Si j'évoque ces souvenirs c'est qu'il n'y a pas de lecture abstraite, anodine ou désintéressée de Nietzsche. Cette œuvre peut produire, chez celui qui s'y adonne, une sorte de psychanalyse sauvage : on ne sort pas indemne de la lecture de Zarathoustra, du Gai savoir ou encore de L'Antéchrist, son dernier livre, et le plus violent sans doute à l'endroit du christianisme. Fils de pasteur qui a perdu la foi à l'adolescence, sans doute à dix-sept ans, Nietzsche nous force à le lire à cœur ouvert : il est un miroir de nous-même. « La vérité est dure » écrit celui qui démasque nos lâchetés prétendument morales, nos billevesées pseudo vertueuses. Je me croyais un jeune homme romantique promis à des actions d'éclat : la vérité est que je voulais surtout attirer l'attention des jeunes filles du lycée. Enfant je me bagarrais assez souvent, tandis qu'adolescent je suis devenu timoré et craintif. Les filles de mon âge, qui étaient autrement matures que les garçons, m'angoissaient. Je ne savais pas comment m'imposer avec elles. J'avais transféré ma violence dans le monde des idées pour compenser mon sentiment de précarité physique. À seize ans j'avais l'air d'en avoir douze ! Mon corps était celui d'un préadolescent. J'enviais ceux qui impressionnaient les femelles du lycée en dansant frénétiquement durant ces bals du collège où je fuyais l'épreuve du ridicule. La rhétorique m'aidait à exister et le marxisme m'avait servi d'attirail : voilà ce que j'avais fini par admettre. Tout à la fois complexé et arrogant, je découvrais en Nietzsche un formidable défouloir pour mes fantasmes de domination.

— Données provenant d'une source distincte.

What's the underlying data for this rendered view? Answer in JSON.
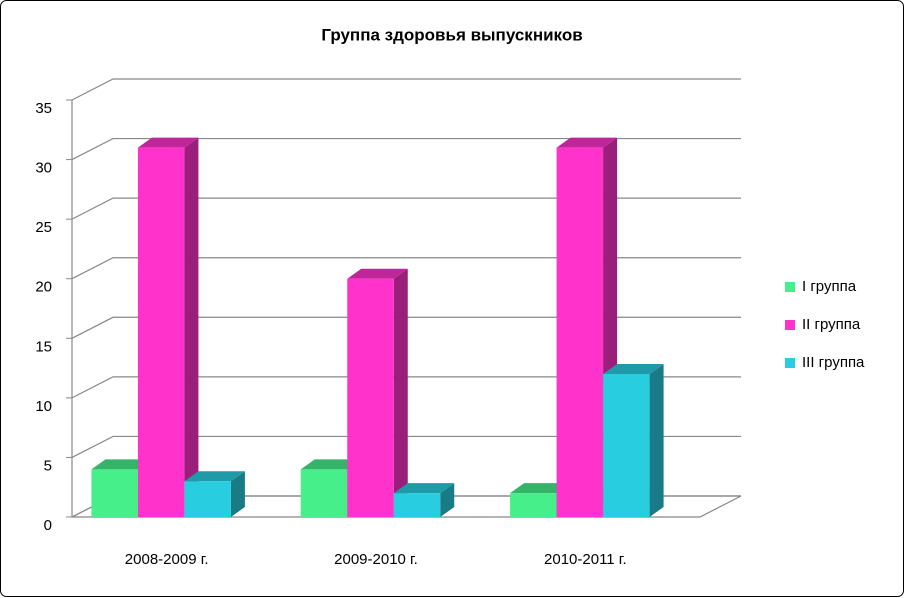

La lecture de Nietzsche fut donc aussi douloureuse que jubilatoire. Après le communisme, la seconde victime de cette lecture fut le romantisme. Il n'y a pas d'auteur plus antiromantique que Nietzsche. Nietzsche n'est pas un artiste du chaos mais de l'ordre. S'il loue Dionysos, dieu de l'ivresse, ce n'est pas pour instaurer l'anarchie des instincts mais pour aider l'homme à assumer l'ambivalence qui se trouve en lui entre d’une part son goût de la dépense, de la fête et de l'orgie (Dionysos) et d’autre part son besoin d'ordre, de formes et de sublimation des instincts (Apollon). Nous avons d'autant plus besoin d'ordre que nous sommes chaotiques. Surtout, Nietzsche est un terrible démystificateur de l'amour romantique. L'amour entre les sexes (Éros), ce contrairement à l'amitié (Philia), est la relation la plus intéressée qui soit. Or le romantisme qui sacralise l'amour et idéalise la femme est un phénomène essentiellement masculin, depuis les troubadours jusqu’au surréalisme. Les femmes ne sont que rarement romantiques ou fort peu de temps, ce sont les hommes qui le sont. La découverte de cette réalité me fit beaucoup souffrir. Pourquoi être romantique si les femmes, dans l'ensemble, préfèrent les chanteurs de variété aux héros révolutionnaires ? À seize ans, mon romancier fétiche était André Malraux car je m'identifiais à ses personnages de durs et de desperados. J'avais lu plusieurs fois La Condition humaine, roman sur lequel j'avais fait un exposé en classe de première qui m'avait valu les félicitations d'un vieux jésuite aux airs d'aristocrate. Malraux, ce n'est pas un hasard, était un admirateur de Nietzsche et de sa morale héroïque. J'avais réussi mon coup : épater le jésuite mais aussi les jeunes filles de la classe dont une, la plus jolie, mais aussi la plus inculte, allait devenir mon amour de printemps.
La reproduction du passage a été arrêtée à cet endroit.